此処での言動や行動は監視されているって知らないわけじゃないだろうに・・・

やはり、ソレは金髪の嘘って事か?


 「リク達がマスターを救うためにMKに入り込んだ上で裏切る可能性もあるからな。
 先に釘を打っておくって事さ。
 それでも、付いてくるっていうなら歓迎するよ」

 「おい、ネルソン君。それはあんまりな言い方じゃないか」

 「なるほどな。何時でも裏切るって印象をそこの金髪に与えるっていう事か?
 それとも、オレがお前の立場を脅かす存在になる可能性があるからか?」

 「良いように言ってくれるな。リク。
 もういい。アンタらが余計な事出来ないように錠をさせてもらうが、それを否定はしないよな?」

 「む。裏切ること前提で連行するのか!」

 「とんでもない"仲間"だな。
 逃げるにもお前たちの本拠地で逃げようがない訳だが、それでも錠をするっていうのは
 ソレほどオレ達を警戒してるって事か?」

 「自惚れんなよ。
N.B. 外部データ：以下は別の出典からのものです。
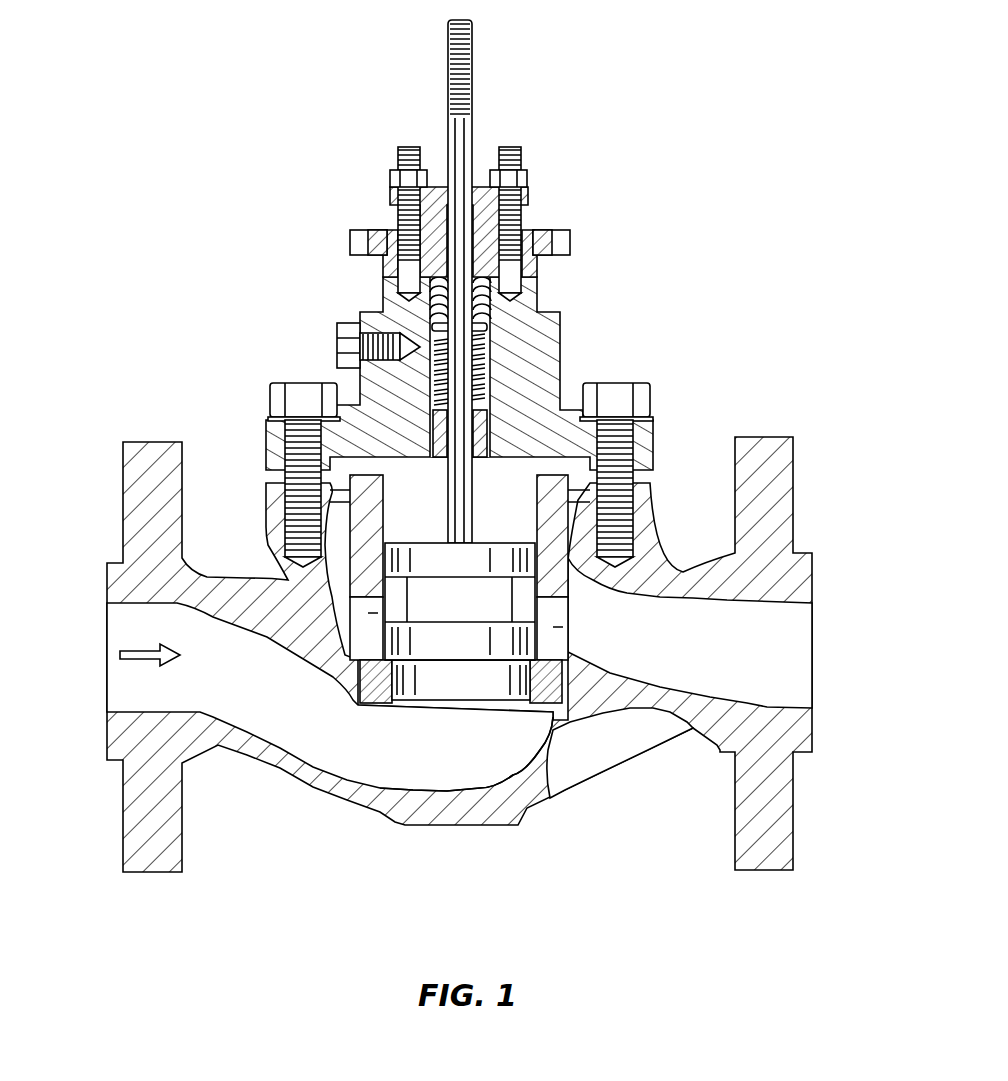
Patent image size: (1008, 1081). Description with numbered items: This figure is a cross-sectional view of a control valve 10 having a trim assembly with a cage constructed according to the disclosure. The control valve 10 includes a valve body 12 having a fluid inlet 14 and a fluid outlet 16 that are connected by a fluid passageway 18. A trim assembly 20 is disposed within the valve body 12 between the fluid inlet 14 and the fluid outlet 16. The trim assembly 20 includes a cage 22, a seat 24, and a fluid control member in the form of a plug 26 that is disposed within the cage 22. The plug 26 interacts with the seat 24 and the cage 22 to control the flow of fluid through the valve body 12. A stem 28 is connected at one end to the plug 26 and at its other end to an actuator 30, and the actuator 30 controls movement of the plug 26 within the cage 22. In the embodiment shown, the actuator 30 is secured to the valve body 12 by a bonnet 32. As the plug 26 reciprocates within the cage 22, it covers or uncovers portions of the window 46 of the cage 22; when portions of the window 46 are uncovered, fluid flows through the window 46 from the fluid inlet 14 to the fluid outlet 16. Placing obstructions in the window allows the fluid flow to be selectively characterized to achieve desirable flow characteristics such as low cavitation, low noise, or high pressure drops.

誰でもこうするさ。
 特に俺達に悪印象を持っているエリアスターならな」


ジュリは完全にネルソンに敵意を向けていたが
オレの左腕に腕輪のような錠を付けられると、観念したように同じく付けられた。
錠はネルソンが持っている短剣と磁石のようになっているようで
一定の距離は離れることが出来るが、ネルソンが引き戻すように短剣を動かすと、引き寄せられてしまう。
錠同士が鎖とかで繋がれていない分、行動はある程度自由だが
ネルソンから離れる事も出来ないようになっているようだ。

あと、ウエブでの大会で使われた腕輪同様に、マテルの使用が出来ないようになっているようで
別の槍を作ろうとしていたのか、ジュリが何度か拳を確認して首を何度か横に振っていた。



部屋から出ると右手にエレベータが設置されており
そこに先程出口に居た二人のMKが待機している状態だった。

 「新たな同士を加えるための申請を本部で行ってくる。
 一件の通り反抗をする可能性が高いが、人質を取っている為、裏切る可能性はないだろう。
 先に以上のデータを報告しておいてくれ」

 「あいよ。
 ま、お前も裏切り者リストの上位にいる事をお忘れなくな」

左側に居たややふくよかな男がネルソンからレコカのようなものを受け取り
オレらをエレベータの中に案内した。

ネルソンは悪意のある顔のままやや上を向き、ジュリは失望したような表情でオレの方を向いている。
オレは一体どういう顔をしているのか。

悲しみとも喜びとも思えない表情だったんだろうな。
ジュリが失望したように見えるのもそのせいなんだろう。




外に出ると、本部があるとされるタベスの中心街の方角に、1台のナビ職の車が用意されていた。
コレに乗ってしまえば、オレらは抵抗できないまま本部という所に連行されるのだろう。

ジュリは外に出れば抵抗するかと思ったが
マテルが使えない事が大きいのか、何も言わず先にナビ職の車に乗り込んだ。

唯一の脱出のチャンスでもあったのだが
ジュリにはそこまで考えるだけの余裕も気力もなかったという事だ。
意外な行動だったが、戦意を失ったジュリは以前も似たように無気力な行動をしていた気がする。

しかし、このままネルソンに従うわけにはいかない。
マテルが使えない状況だが、なんとしてもタベスを脱出して、リディと合流しなければ。
マスターの目的についても問いただす必要がオレにはあるからな。